Aue! Materena feels so guilty now. Here, she’s going to give her daughter a kiss . . . and some coins to get herself an ice block at the Chinese store. My poor girl, Materena thinks. She’s always stuck at home with me.
Materena finds Leilani reading yesterday’s newspapers at the kitchen table, elbows on the table. “Girl?” Materena isn’t going to say anything about the elbows on the table, how it’s rude and everything. “You want to get yourself an ice block at the Chinese store?”
“Non, I’m fine.”
“You’re sure, chérie?” Materena kisses the top of Leilani’s head.
“I’m just having a rest. I’ll come and help you again in a minute, okay?”
“Non, just relax.”
“Non, I want to help you,” Leilani insists.

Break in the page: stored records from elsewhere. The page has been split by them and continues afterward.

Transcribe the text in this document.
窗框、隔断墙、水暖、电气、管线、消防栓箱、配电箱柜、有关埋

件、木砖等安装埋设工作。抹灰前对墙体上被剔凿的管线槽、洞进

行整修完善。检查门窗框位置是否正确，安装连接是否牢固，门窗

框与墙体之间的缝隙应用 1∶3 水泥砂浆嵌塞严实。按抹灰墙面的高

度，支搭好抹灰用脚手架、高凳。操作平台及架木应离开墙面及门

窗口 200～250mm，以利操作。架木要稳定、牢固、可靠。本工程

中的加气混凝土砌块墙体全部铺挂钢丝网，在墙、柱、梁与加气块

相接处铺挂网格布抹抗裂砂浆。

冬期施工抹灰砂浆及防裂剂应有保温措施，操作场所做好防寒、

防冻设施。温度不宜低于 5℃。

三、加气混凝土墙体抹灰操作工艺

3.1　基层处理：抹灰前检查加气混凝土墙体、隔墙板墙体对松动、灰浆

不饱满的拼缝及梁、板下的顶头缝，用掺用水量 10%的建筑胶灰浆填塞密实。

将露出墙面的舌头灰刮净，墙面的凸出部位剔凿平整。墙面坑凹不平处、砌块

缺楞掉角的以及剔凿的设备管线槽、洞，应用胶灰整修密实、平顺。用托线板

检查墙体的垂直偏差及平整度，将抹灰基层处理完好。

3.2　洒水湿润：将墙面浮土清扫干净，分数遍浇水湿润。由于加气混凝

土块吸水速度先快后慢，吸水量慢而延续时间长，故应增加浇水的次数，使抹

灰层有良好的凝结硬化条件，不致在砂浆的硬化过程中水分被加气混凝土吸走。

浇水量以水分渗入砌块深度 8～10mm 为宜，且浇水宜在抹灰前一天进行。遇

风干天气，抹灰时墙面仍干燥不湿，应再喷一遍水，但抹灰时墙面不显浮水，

“All right, then . . . But don’t worry if you can’t help me, you help me enough as it is.” And with this Materena escapes to her bathroom and locks the door. Ah, what peace. Materena can sure do with a few minutes of silence.
A few minutes later: “Mamie?” It’s Leilani calling again.
“Oui.” Materena chuckles, thinking, Already?
“There’s someone at the door.”
“Who is it?” Materena steps out of the bathroom, scrubbing brush in hand.
“It’s a woman with a briefcase.”
“Eh hia.” Materena is annoyed. That woman at the door is here to sell her something, like perfumes, or to talk about religion, and Materena is in the mood for neither. “Tell that woman I’m not here.”
“Mamie, just go and say good afternoon to her, I feel so sorry for her.” Leilani explains how she’s been watching from behind the curtains the woman door-knocking in the neighborhood. Two relatives closed their door on her, one relative opened the door and waved the woman away, and one relative walked out without a word and went on to water her plants.
“What are you doing spying on the relatives?” cackles Materena. “It’s to give you ideas for your memoirs?”
“I was just looking,” protests Leilani. “Mamie, the woman is waiting for you.”
“She asked to speak to me?”
“Non, she said, ‘Is your mother home?’”
“And what did you say?”
“I said, oui, my mother is home, she’s scrubbing the bathroom.”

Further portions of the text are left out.